On 01/31/18 00:23, Ming Lei wrote:
After KPTI is merged, there is extra load introduced to context switch
between user space and kernel space. It is observed on my laptop that one
syscall takes extra ~0.15us[1] compared with 'nopti'.
IO performance is affected too, it is observed that IOPS drops by 32% in
my test[2] on null_blk compared with 'nopti':
randread IOPS on latest linus tree:
-------------------------------------------------
| randread IOPS | randread IOPS with 'nopti'|
------------------------------------------------
| 928K | 1372K |
------------------------------------------------
Two paths are affected, one is IO submission(read, write,... syscall),
another is the IO completion path in which interrupt may be triggered
from user space, and context switch is needed.
So is there something we can do for decreasing the effect on IO performance?
This effect may make Hannes's issue[3] worse, and maybe 'irq poll' should be
used more widely for all high performance IO device, even some optimization
should be considered for KPTI's effect.
For what kind of workload would you like to improve I/O performance?

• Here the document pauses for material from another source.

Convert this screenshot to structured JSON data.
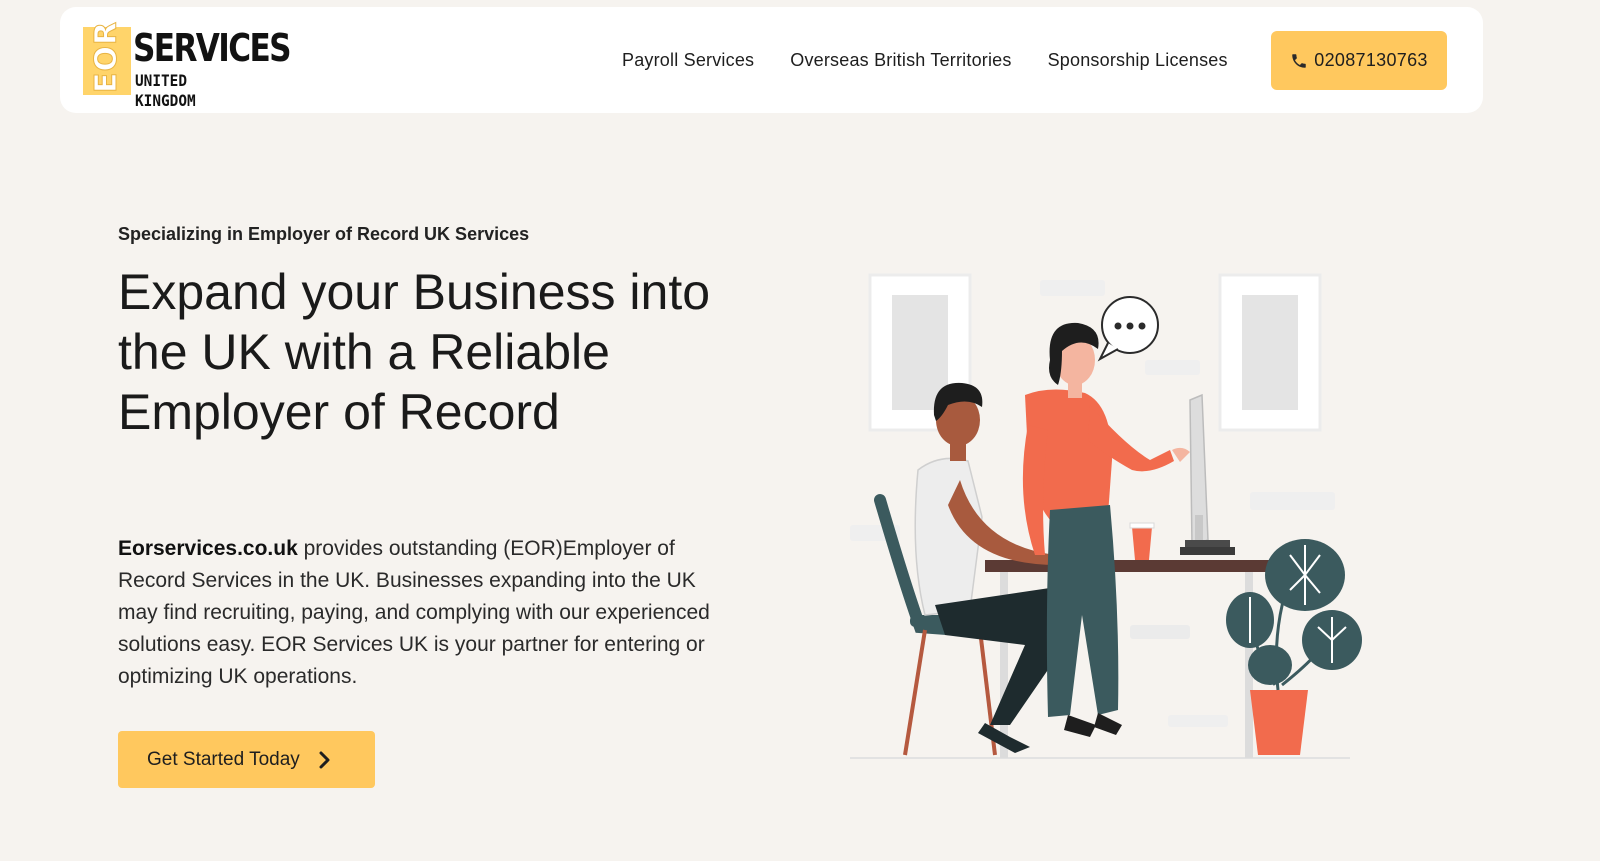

Desktop-style workloads where the only third party code is the code that
runs in the webbrowser and in the e-mail client or datacenter workloads
where code from multiple customers runs on the same server? I'm asking
this because the per-task KPTI work seems very useful to me for
improving I/O performance for desktop-style workloads. I'm not sure
however whether that work will be as useful for datacenter workloads.
See also Willy Tarreau, [PATCH RFC 0/4] Per-task PTI activation
(https://lkml.org/lkml/2018/1/8/568).
Bart.